Escribí a a Echo, la corredora taiwanesa y salimos del hostal. 

Estábamos como a un kilómetro y medio de la salida. Más corredores se nos iban uniendo hasta que éramos un rio completo. Llegamos justo en medio de unos altos edificios y cruzamos el puesto de seguridad que parecía como si uno fuera a entrar a las salas de abordaje del aeropuerto. Yo llevaba una botella con agua y dijeron que no podía pasar. Ya del otro lado los corredores hacían estiramientos o se cambiaban o untaban cremas en el cuerpo. Cada corredor tenía asignado un lugar para entregar su bolsa y dejar sus pertenencias. En ese momento me separé de los otros corredores y nos deseamos suerte. Estaba solo. Busqué el lugar para dejar mis cosas y hasta entonteces me quite la sudadera y la chaqueta y sentí el frío con todos sus grados. Me quedé con la camiseta desmandada que decía en la espalda El Salvador grande como su gente, aparte decía [Gio] y más abajo from Shithole country. No era con ánimo de polemizar con esa expresión sino lo contrario, matizar las declaraciones del presidente de los Estados Unidos y mostrar mi amor y orgullo por el país. 

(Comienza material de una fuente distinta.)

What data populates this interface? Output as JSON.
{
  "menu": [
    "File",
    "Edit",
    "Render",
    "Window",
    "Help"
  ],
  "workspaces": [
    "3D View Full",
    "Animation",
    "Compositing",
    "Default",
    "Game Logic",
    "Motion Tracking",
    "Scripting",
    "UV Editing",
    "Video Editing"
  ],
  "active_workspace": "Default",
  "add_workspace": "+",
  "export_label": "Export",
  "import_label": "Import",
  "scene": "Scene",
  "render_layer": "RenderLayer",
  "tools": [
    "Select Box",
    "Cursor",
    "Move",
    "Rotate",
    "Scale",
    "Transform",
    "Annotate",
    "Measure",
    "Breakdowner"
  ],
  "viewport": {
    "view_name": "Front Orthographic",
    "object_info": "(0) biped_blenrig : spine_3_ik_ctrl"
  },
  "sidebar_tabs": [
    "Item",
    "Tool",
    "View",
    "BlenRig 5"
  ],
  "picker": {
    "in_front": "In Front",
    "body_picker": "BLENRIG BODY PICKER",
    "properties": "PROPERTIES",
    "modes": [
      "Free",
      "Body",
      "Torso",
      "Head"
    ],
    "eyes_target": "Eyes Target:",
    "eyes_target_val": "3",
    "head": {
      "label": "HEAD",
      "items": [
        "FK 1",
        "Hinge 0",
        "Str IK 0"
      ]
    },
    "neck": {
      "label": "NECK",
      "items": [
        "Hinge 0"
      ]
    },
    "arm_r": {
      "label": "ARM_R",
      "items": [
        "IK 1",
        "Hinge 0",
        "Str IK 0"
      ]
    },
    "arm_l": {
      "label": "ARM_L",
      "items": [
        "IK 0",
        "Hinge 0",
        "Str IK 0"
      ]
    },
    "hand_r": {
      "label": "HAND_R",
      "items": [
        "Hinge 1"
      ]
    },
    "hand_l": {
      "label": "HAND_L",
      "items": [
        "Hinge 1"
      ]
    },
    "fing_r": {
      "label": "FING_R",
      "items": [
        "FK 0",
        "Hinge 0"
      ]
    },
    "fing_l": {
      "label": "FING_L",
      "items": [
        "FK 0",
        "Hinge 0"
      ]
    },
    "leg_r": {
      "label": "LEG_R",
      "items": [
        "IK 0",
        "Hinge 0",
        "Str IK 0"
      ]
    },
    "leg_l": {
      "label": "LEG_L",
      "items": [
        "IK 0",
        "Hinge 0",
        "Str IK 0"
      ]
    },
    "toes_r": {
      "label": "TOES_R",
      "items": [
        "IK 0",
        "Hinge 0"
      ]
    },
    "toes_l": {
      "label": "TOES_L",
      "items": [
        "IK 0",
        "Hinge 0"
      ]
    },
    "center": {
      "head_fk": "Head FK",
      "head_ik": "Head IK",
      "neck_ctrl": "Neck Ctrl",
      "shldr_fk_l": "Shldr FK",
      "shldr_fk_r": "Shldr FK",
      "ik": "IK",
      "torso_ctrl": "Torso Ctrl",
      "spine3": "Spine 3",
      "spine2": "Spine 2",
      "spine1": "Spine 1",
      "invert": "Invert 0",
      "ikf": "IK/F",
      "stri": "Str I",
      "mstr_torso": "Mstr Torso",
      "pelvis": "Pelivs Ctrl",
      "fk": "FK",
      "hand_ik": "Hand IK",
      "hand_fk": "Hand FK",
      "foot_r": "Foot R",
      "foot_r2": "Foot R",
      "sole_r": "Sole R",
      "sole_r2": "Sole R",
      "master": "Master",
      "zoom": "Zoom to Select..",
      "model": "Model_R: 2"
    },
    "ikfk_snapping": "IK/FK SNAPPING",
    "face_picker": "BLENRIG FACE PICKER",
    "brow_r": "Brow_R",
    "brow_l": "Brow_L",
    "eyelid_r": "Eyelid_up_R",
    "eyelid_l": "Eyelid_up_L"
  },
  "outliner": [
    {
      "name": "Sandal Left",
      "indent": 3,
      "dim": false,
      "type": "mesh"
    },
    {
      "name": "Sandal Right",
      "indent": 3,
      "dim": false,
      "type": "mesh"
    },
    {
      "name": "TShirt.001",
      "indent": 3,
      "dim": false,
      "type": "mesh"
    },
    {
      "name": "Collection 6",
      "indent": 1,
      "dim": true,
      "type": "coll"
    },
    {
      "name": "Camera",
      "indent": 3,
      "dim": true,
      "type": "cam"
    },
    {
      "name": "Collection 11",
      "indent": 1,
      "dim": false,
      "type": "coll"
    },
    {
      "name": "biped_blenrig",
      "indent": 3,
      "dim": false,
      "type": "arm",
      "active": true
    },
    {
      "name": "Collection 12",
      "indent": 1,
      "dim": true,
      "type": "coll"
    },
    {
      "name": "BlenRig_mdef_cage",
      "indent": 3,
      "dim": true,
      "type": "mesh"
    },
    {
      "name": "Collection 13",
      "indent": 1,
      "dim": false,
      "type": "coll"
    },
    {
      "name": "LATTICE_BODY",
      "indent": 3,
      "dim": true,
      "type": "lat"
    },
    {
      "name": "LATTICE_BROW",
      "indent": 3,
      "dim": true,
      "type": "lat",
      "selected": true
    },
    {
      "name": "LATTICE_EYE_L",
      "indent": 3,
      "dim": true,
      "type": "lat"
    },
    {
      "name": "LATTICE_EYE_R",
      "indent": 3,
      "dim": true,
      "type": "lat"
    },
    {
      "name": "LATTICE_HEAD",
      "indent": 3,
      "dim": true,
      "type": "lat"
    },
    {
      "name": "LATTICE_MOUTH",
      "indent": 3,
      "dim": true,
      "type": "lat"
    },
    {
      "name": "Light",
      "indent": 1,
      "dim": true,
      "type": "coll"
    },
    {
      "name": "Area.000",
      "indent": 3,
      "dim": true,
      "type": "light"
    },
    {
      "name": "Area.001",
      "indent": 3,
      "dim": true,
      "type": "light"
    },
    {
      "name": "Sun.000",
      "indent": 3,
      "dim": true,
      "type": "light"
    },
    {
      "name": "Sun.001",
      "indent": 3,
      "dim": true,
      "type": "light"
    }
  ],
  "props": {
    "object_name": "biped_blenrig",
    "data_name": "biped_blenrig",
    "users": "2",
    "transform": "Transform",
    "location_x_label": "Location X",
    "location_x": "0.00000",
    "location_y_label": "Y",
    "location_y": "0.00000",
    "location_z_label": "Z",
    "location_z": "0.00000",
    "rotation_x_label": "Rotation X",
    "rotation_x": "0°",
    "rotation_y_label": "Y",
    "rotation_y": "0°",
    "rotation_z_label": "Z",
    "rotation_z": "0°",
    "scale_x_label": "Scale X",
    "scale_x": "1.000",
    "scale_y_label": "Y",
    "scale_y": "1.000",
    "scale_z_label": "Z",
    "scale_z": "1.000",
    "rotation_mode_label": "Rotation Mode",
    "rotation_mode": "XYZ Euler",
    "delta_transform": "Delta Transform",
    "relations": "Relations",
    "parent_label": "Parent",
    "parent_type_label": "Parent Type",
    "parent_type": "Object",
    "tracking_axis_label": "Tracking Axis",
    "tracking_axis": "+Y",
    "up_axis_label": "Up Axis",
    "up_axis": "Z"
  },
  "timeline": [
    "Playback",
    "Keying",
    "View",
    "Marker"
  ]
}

Largas filas se hacían para ir a los baños. Me quedé en una que no avanzaba hasta que un señor gritó en inglés pero con acento japonés: here for a men bathroom. Volví a ver y la fila era considerablemente más pequeña. Los urinarios para hombres no tenían puerta y eran algo así como un servicio de “orine fácil”. Al salir vi un rótulo en el que se leía “Aid station” y daban líquidos y bananas. Pasé y tomé lo que creía que era agua: otro error. Era un agua gelatinosa con sabor salado. Busqué mi corral y antes de entrar venía caminando el corredor colombiano. Lo saludé y tomamos una foto. Ingresé al sitio de salida y no había marcha atrás. Nunca ha habido marcha atrás. Cientos o miles de corredores estiraban o soltaban. Yo hice lo mismo. Un corredor me saludo en inglés y dijo que se notaba que yo había entrenado en otro clima y me señala mis hombros que estaban quemados y con la piel levantada, “descascarada” (no creo que esa sea la palabra indicada). Sí, le dije, hace una semana estaba corriendo en la playa. El corredor era australiano y era su segunda vez en Tokyo. Entonces comprendí porqué era tan difícil conseguir un cupo en este maratón. Todos los países asiáticos, incluyendo a China e India, ven a Tokyo como su destino número uno para correr un maratón; más los australianos (Oceanía) y luego, claro esta, el resto del mundo, incluyendo a ese pequeño país del que soy yo del que nunca nadie sabe adonde está.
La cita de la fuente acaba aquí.